Paul was having a hard time with his friends in Corinth. Apparently, they felt like they had this “following Jesus thing” down pat; and so, they were enthusiastically applauding themselves for their wisdom, their gifts, and their excellent choice in teachers. As far as they were concerned, God’s kingdom had arrived (or was well on the way)! And they were pretty good examples of what it was supposed to look like!
But in today’s New Testament reading (1 Corinthians 4:8-21), Paul takes their notions of a disciple’s life and turns them upside down:
Already you have all you want! Already you have become rich! You have begun to reign—and that without us! How I wish that you really had begun to reign so that we also might reign with you! For it seems to me that God has put us apostles on display at the end of the procession, like those condemned to die in the arena. We have been made a spectacle to the whole universe, to angels as well as to human beings. We are fools for Christ, but you are so wise in Christ! We are weak, but you are strong! You are honored, we are dishonored! To this very hour we go hungry and thirsty, we are in rags, we are brutally treated, we are homeless. We work hard with our own hands. When we are cursed, we bless; when we are persecuted, we endure it; when we are slandered, we answer kindly. We have become the scum of the earth, the garbage of the world—right up to this moment. (1 Cor. 4:8-13)
It’s not exactly the kind of life that most of us aspire to, is it? Condemnation, foolishness, weakness, dishonor, hardship — at least in the eyes of the world. And yet, for Paul at least, this is what it meant to walk in the way of “Christ crucified: a stumbling block to Jews and foolishness to Gentiles, but to those whom God has called, both Jews and Greeks, Christ the power of God, and the wisdom of God” (1 Cor. 1:23-24). And so, he makes a rather bold request: “Therefore, I urge you to imitate me.” (4:16)

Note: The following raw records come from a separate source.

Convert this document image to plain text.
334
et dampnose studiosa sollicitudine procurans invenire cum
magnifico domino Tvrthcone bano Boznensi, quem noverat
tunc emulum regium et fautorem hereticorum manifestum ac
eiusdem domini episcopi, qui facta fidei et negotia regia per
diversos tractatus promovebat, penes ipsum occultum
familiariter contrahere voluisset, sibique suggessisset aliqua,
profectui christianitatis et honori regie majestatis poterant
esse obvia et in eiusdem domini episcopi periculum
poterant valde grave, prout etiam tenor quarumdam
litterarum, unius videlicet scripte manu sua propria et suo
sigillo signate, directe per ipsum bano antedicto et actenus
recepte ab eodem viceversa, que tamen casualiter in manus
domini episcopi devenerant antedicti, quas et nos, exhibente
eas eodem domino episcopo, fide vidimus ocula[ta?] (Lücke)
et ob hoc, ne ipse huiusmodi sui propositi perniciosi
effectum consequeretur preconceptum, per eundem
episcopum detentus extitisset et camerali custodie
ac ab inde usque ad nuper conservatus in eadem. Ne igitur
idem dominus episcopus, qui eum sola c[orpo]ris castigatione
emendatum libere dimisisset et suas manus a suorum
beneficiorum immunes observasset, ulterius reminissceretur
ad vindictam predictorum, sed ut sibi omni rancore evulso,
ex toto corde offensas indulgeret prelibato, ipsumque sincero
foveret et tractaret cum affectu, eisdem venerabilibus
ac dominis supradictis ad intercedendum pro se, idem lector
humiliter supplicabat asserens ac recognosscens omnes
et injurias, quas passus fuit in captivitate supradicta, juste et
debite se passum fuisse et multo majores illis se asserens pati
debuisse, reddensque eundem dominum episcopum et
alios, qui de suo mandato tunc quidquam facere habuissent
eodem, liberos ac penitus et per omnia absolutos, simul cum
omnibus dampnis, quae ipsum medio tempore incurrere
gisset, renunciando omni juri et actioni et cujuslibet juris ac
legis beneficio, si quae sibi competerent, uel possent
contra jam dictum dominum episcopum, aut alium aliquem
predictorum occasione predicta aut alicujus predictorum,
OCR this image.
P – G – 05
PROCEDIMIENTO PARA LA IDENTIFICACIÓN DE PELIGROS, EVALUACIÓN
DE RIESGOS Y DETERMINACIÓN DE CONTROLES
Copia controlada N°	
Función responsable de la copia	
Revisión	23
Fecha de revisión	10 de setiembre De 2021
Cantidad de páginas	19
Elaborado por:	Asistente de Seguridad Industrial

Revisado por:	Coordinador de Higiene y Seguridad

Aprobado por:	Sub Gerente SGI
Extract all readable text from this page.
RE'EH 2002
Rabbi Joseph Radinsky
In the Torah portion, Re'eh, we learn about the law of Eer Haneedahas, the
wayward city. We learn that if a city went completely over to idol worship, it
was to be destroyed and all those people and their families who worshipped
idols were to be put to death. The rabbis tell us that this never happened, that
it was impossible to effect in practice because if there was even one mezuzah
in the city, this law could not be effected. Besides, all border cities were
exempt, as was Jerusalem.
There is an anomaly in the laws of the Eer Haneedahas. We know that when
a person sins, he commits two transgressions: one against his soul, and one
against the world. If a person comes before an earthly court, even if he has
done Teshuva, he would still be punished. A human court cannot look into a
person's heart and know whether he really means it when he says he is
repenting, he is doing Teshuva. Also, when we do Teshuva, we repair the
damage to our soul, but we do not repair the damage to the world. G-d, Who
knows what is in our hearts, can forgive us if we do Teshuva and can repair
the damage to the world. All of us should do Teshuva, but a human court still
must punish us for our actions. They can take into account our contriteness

“Imitation,” they say, “is the sincerest form of flattery.” Paul sought to imitate Jesus. And to the extent that Jesus was his model, he offered himself as an example for others to emulate.
Who are our role models? Do they encourage us to imitate the way of suffering love that Jesus both taught and exemplified? And are we setting an example for others that points them to the upside-down way of Jesus?